Councils to end playground 'cotton wool culture'
Council leaders have announced plans to introduce zip wires, tree houses and large climbing structures in playgrounds across the country in order to put adventure back into children's playtime.
Research from the Local Government Association (LGA) has revealed that councils are including an increasing amount of adventure equipment as part of a scheme to build or refurbish more than 3,500 playgrounds by 2011, which has been funded by a £235m funding package outlined in the government's Children's Plan. Local authorities are also introducing a number of holiday play schemes, including BMX biking, surfing and circus skills, as part of efforts to end what the LGA has labelled a "cotton wool culture".
LGA chair Margaret Eaton said: "Children benefit from physical activity and even some rough and tumble. We do our youngsters no favours by wrapping them up in cotton-wool, which can prevent them from developing skills they'll need in their adult life. "Town halls are determined not to bow to the compensation culture.
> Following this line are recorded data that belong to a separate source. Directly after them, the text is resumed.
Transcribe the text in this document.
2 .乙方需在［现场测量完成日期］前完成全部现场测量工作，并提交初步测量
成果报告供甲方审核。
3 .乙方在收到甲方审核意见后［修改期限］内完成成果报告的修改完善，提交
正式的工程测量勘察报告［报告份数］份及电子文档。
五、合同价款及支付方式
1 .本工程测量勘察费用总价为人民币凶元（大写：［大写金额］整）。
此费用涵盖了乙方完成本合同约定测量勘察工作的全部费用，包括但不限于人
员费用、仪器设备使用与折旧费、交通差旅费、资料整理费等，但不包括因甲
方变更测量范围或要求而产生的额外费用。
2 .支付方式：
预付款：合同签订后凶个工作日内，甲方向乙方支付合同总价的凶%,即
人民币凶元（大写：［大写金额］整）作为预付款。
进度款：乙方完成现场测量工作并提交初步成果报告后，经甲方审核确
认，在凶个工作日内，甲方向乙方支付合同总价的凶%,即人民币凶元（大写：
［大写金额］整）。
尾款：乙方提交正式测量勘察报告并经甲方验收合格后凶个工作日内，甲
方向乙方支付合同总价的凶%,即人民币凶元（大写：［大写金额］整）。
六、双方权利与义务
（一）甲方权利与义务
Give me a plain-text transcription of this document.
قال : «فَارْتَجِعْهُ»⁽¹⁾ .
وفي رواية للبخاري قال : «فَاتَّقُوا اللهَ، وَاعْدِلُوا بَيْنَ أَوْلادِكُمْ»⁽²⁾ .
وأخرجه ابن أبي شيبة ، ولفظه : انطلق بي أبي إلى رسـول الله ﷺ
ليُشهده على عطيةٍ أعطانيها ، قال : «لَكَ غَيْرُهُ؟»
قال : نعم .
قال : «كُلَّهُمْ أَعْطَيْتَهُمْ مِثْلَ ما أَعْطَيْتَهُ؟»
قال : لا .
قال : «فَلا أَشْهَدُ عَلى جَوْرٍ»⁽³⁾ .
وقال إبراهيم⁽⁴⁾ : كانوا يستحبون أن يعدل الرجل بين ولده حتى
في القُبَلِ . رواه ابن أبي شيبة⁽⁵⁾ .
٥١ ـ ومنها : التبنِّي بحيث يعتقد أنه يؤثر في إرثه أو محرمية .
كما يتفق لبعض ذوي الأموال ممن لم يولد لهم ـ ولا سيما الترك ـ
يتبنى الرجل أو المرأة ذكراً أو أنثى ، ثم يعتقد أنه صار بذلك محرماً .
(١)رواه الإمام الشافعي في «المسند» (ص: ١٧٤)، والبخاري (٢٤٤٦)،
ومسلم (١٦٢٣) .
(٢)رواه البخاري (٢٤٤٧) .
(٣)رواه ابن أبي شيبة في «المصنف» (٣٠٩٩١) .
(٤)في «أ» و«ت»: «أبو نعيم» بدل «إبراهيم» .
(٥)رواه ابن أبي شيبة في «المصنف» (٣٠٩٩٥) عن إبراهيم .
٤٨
The idea councils are dominated by health and safety rules is being exposed for the myth it has always been."
Peter Cornall, head of leisure safety at the Royal Society for the Prevention of Accidents (RoSPA), added: "RoSPA believes that children can learn valuable life-long lessons, particularly about risks and how to deal with them, when they are given the chance to get out and about. "Parents have to accept that their children may get injured and that bumps and grazes are not serious and are all part of growing up."